Wed Sep 14 15:56:31 CEST 2016

When using the TOFU trust model, gpg shows statistics about observed
signatures made by and mails encrypted to the key is question.  For
instance, consider the following:

  $ gpg -r 0xF2AD85AC1E42B367 -a -e
  gpg: wk at g10code.com: Verified 6 signatures in the past 21 days, and encrypted
       15 messages in the past 35 days.
  gpg: wk at gnupg.org: Verified 6 signatures in the past 21 days, and encrypted
       15 messages in the past 35 days.
  gpg: werner at eifzilla.de: Verified 6 signatures in the past 21 days, and
       encrypted 15 messages in the past 35 days.
  gpg: Warning: if you think you've seen more signatures by this key and these
       user ids, then this key might be a forgery!  Carefully examine the email
       addresses for small variations.  If the key is suspect, then use
         gpg --tofu-policy bad 80615870F5BAD690333686D0F2AD85AC1E42B367
       to mark it as being bad.

In this email, I want to briefly explain why the statistics are
important and, most importantly, why we need to show statistics on a
per user id / key-basis and not just on a per-key basis.  But first,
please recall: the only reason to use TOFU is to protect against an
active adversary; using --trust-model always is sufficient to protect
against passive adversaries.

The point of TOFU is to protect the user id / key bindings.  If we
detect a conflict, that is, there are multiple keys associated with a
single user id (or rather, email), then the user may be under attack
(MitM or forgery).  But, a conflict can also arise when key rotation
is not done properly (specifically, if there is no cross signature
between the keys).

The first reason to show the statistics is to help the user
distinguish the currently used key from the new key in the case of a
conflict.  Note: just because one key has higher signature and
encryption counts doesn't mean that it is the right key.  As such, we
encourage the user to contact the assumed owner.

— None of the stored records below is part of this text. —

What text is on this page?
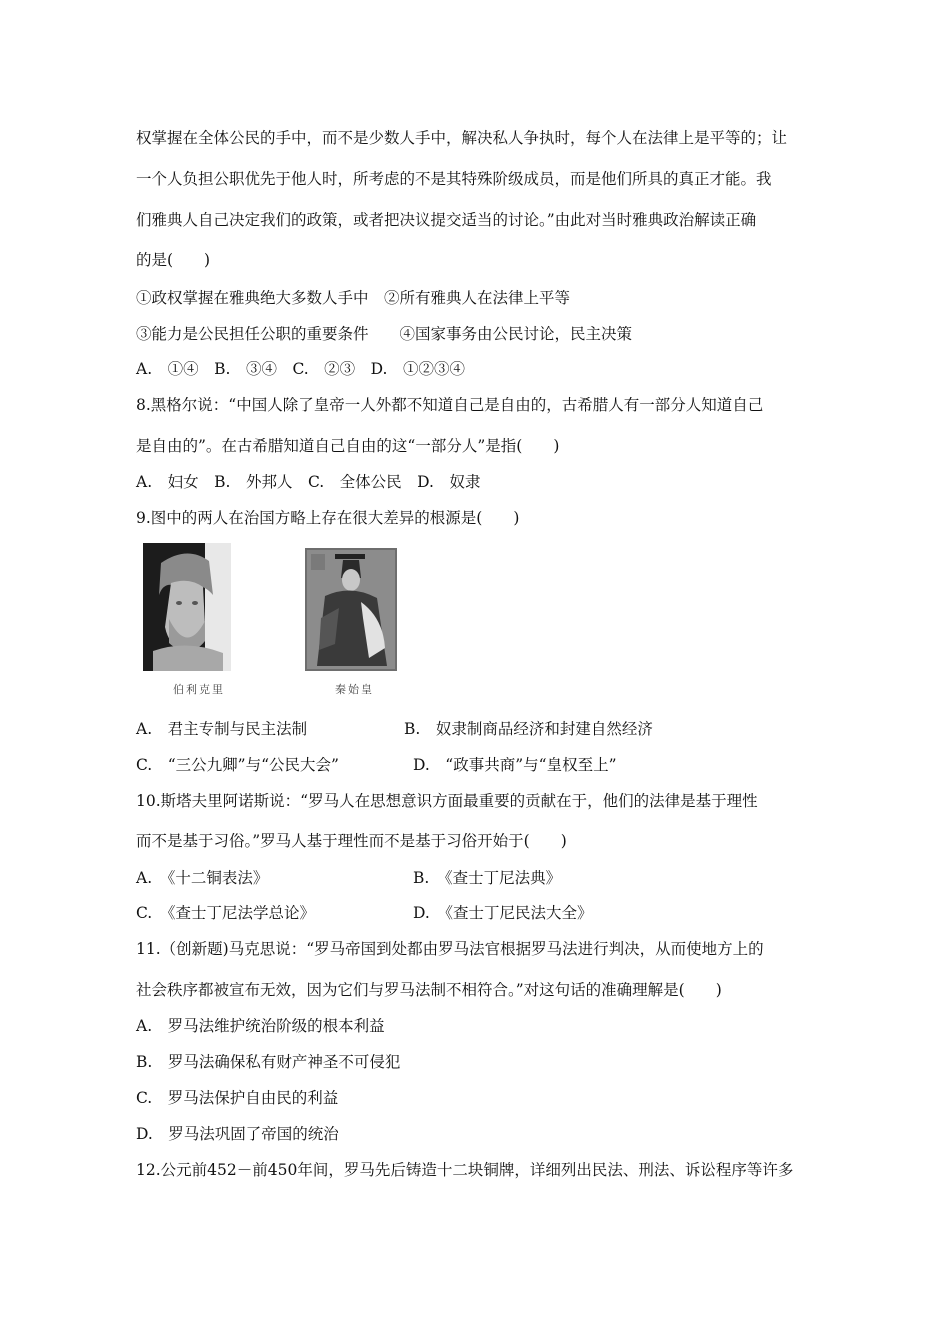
权掌握在全体公民的手中，而不是少数人手中，解决私人争执时，每个人在法律上是平等的；让
一个人负担公职优先于他人时，所考虑的不是其特殊阶级成员，而是他们所具的真正才能。我
们雅典人自己决定我们的政策，或者把决议提交适当的讨论。”由此对当时雅典政治解读正确
的是(　　)
①政权掌握在雅典绝大多数人手中　②所有雅典人在法律上平等
③能力是公民担任公职的重要条件　　④国家事务由公民讨论，民主决策
A.　①④　B.　③④　C.　②③　D.　①②③④
8.黑格尔说：“中国人除了皇帝一人外都不知道自己是自由的，古希腊人有一部分人知道自己
是自由的”。在古希腊知道自己自由的这“一部分人”是指(　　)
A.　妇女　B.　外邦人　C.　全体公民　D.　奴隶
9.图中的两人在治国方略上存在很大差异的根源是(　　)
伯利克里	秦始皇
A.　君主专制与民主法制	B.　奴隶制商品经济和封建自然经济
C.　“三公九卿”与“公民大会”	D.　“政事共商”与“皇权至上”
10.斯塔夫里阿诺斯说：“罗马人在思想意识方面最重要的贡献在于，他们的法律是基于理性
而不是基于习俗。”罗马人基于理性而不是基于习俗开始于(　　)
A.　《十二铜表法》	B.　《查士丁尼法典》
C.　《查士丁尼法学总论》	D.　《查士丁尼民法大全》
11.（创新题)马克思说：“罗马帝国到处都由罗马法官根据罗马法进行判决，从而使地方上的
社会秩序都被宣布无效，因为它们与罗马法制不相符合。”对这句话的准确理解是(　　)
A.　罗马法维护统治阶级的根本利益
B.　罗马法确保私有财产神圣不可侵犯
C.　罗马法保护自由民的利益
D.　罗马法巩固了帝国的统治
12.公元前452－前450年间，罗马先后铸造十二块铜牌，详细列出民法、刑法、诉讼程序等许多
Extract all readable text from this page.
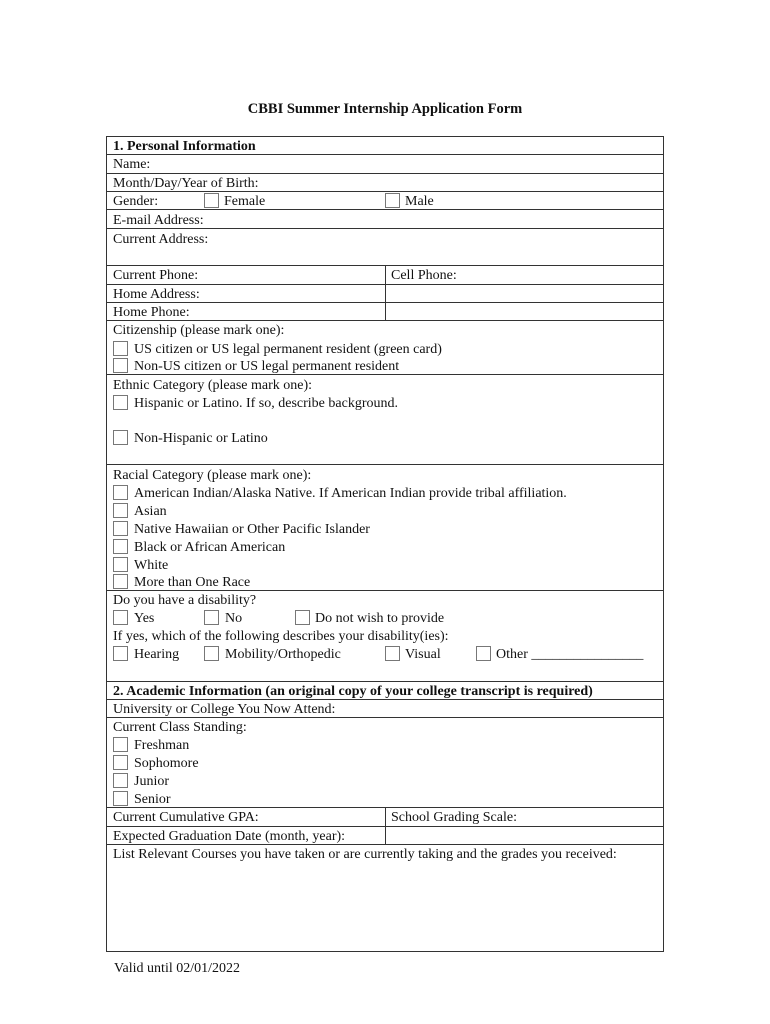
CBBI Summer Internship Application Form
1. Personal Information
Name:
Month/Day/Year of Birth:
Gender:	Female	Male
E-mail Address:
Current Address:
Current Phone:	Cell Phone:
Home Address:
Home Phone:
Citizenship (please mark one):
US citizen or US legal permanent resident (green card)
Non-US citizen or US legal permanent resident
Ethnic Category (please mark one):
Hispanic or Latino. If so, describe background.
Non-Hispanic or Latino
Racial Category (please mark one):
American Indian/Alaska Native. If American Indian provide tribal affiliation.
Asian
Native Hawaiian or Other Pacific Islander
Black or African American
White
More than One Race
Do you have a disability?
Yes	No	Do not wish to provide
If yes, which of the following describes your disability(ies):
Hearing	Mobility/Orthopedic	Visual	Other ________________
2. Academic Information (an original copy of your college transcript is required)
University or College You Now Attend:
Current Class Standing:
Freshman
Sophomore
Junior
Senior
Current Cumulative GPA:	School Grading Scale:
Expected Graduation Date (month, year):
List Relevant Courses you have taken or are currently taking and the grades you received:
Valid until 02/01/2022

Second, statistics can help identify phishing / forgeries.  To
circumvent TOFU, an intelligent attacker won't simply use a known
email address, but will use a mimicry, a visually similar user id
(e.g., a user id in which the a:s are replaced with Cyrillic a:s).
Specifically, by always showing the statistics, and a warning when the
counts are small, the user will hopefully notice if the count for a
usual communication partner has dropped to zero and investigate the
problem.

In the preceding two examples, showing the statistics on a per-key
basis is probably sufficient.  However, consider this scenario: an
attacker creates a key with the user name Alice, and exchanges several
messages with Bob.  At this point, Alice's key appears to be trusted
since there are a sufficient number of messages.  Now, the attacker
adds a new user id, Mallory, to the key and sends a message to Bob.
If we were to just show the key's statistics, then Mallory's key will
appear to be well known and possibly trick him into being phished.
But, by showing the statistics for the individual bindings, the user
will see that the user id is actually new.

Note: if we know the user id that was used, then we only have to
display the statistics for that binding.  This is normally the case
for email messages: we can use the mail's "From" header and, if
available, the signer id in the signature packet.  But, if this
information is not available, we need to show the statistics for all
bindings, as far as I can tell.

:) Neal